|
The U.S. Supreme Court has issued decisions in both of its religious freedom cases this term. But just because we didn’t have to wait until June does not mean the Court did us any favors. The BJC filed briefs in both cases, and the decisions were disappointments. They illustrate the difference between valuing religious liberty in theory and actually protecting that liberty in practice.
Sossamon v. Texas is a statutory interpretation case where the Court adopted a narrow reading of the remedies available when a state violates a prisoner’s rights under the Religious Land Use and Institutionalized Persons Act (RLUIPA). The Court made it more difficult to enforce a law that was carefully designed to provide strong religious exercise rights for institutionalized persons.
RLUIPA was passed with broad support and a congressional record demonstrating that state institutions sometimes restrict religious liberty in arbitrary and egregious ways.
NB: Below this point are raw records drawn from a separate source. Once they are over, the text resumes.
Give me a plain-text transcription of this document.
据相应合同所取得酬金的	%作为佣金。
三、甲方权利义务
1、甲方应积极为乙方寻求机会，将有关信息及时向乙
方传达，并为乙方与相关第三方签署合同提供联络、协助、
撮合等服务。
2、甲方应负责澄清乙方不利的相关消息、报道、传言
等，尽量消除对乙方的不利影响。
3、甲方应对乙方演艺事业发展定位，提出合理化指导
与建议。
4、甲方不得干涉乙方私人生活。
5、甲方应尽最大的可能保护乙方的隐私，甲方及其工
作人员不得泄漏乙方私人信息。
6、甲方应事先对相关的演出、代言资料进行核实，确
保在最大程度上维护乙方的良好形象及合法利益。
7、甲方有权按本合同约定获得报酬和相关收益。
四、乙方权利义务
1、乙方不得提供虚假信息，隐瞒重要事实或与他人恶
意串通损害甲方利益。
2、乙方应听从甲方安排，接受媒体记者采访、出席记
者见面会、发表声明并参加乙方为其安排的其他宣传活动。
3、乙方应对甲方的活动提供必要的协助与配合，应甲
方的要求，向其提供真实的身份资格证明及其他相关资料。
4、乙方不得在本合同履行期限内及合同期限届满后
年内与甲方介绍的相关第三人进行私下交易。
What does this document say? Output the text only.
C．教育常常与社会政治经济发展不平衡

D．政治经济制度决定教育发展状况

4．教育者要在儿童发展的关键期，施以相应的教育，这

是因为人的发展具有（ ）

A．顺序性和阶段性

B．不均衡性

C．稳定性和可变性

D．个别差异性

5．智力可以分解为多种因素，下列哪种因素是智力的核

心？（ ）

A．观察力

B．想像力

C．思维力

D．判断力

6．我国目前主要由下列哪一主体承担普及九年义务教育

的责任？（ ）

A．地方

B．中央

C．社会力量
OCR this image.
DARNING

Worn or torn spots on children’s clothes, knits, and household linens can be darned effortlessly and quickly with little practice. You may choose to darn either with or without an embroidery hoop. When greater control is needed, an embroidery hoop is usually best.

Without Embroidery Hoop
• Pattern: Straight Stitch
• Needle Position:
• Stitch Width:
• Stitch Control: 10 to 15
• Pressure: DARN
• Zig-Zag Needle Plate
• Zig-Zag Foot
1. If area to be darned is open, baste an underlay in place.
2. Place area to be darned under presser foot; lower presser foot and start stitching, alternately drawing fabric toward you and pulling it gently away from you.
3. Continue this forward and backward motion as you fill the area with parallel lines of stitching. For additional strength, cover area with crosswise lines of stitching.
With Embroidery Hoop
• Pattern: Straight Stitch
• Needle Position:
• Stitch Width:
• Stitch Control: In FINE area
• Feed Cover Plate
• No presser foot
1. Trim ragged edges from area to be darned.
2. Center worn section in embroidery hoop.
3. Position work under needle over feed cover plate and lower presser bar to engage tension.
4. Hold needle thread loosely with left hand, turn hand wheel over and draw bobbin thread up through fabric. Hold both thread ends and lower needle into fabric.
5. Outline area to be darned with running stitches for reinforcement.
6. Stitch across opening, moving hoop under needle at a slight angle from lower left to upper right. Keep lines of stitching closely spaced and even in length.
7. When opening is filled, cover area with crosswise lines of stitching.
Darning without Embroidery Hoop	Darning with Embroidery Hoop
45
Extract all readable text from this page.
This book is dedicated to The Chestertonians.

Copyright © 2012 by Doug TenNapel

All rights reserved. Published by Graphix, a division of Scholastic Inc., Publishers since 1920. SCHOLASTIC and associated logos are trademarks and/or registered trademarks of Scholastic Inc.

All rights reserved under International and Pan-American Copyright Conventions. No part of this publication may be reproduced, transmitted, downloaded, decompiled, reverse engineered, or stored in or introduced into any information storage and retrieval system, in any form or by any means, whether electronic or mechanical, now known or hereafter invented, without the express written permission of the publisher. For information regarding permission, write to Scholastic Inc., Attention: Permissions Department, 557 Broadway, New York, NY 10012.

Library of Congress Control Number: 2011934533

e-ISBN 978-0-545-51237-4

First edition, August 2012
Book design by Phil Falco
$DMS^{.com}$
Indeed, the majority in Sossamon noted that the plain language and meaning of RLUIPA’s substantive provisions provides heightened protection to religious exercise. Congress made clear that the statute should be read to provide “broad protection of religious exercise.”
Unfortunately, the Court undercut this protection by holding that the statute’s provision of “appropriate relief” could not be read to include money damages. As Associate Justice Sonia Sotomayor noted in dissent, “It is difficult to believe that Congress would have devoted such care and effort to establishing significant statutory protections for religious exercise and specifically extended those protections to persons in state institutions, yet withheld from plaintiffs a crucial tool for securing the rights the statute grants.” After Sossamon, prisoners may still sue state defendants for burdening their religious exercise, but plaintiffs are “forced to seek enforcement of those rights with one hand tied behind their backs.”
Even worse than the Court’s narrowing of RLUIPA’s enforcement provisions is its obliteration of taxpayer standing in Arizona Christian School Tuition Organization v. Winn, et al. In Winn, the question was not about how to correct a constitutional violation but about whether the plaintiffs could even get into court (known as “standing to sue”) to challenge a law alleged to provide taxpayer support to religion in violation of the Establishment Clause.
In a 5-4 decision, the Court ruled that the plaintiffs do not have standing because they challenged a tax credit as opposed to a tax “extracted” from citizens. The Arizona program at issue in Winn allows any individual to direct up to $500 of his or her state income tax bill to a state tuition organization, which then provides private school scholarships. Plaintiffs alleged that the program operates unconstitutionally, primarily because many of the participating tuition organizations award scholarships only to religious schools.
The majority’s opinion, written by Associate Justice Anthony Kennedy, focuses on the mechanism Arizona used for the alleged establishment of religion and, in essence, leaves the doctrine of taxpayer standing hanging by a thread. The Court held that the taxpayer plaintiffs did not have standing under Flast v. Cohen (1968), the case that established the narrow and necessary exception to the general rule against taxpayer standing. The rule in Flast recognizes taxpayer standing when the government uses its taxing and spending power in violation of the Establishment Clause. In Winn, however, the Court denied standing because the Arizona program did not extract a tax.
In Hein v. Freedom from Religion Foundation (2007), a case that challenged aspects of the Bush administration’s Office of Faith-based and Community Initiatives, the Court denied taxpayer standing to challenge executive branch expenditures. Winn has now effectively eliminated the doctrine of taxpayer standing. A state legislature can avoid a constitutional challenge simply by using tax credits instead of a direct appropriation.
Associate Justice Elena Kagan, writing her first dissent since joining the Court, sharply criticized the Court’s decision. She said, “This novel distinction in standing law between appropriations and tax expenditures has as little basis in principle as it has in our precedent. ... Taxpayers who oppose state aid of religion have equal reason to protest whether that aid flows from the one form of subsidy or the other.”
As the four dissenting justices recognized, the decision is at odds with a long line of Establishment Clause cases brought by taxpayers to challenge government subsidization of religion, and the consequences are serious. The demise of taxpayer standing necessarily diminishes the strength of the Establishment Clause to protect religious freedom for all.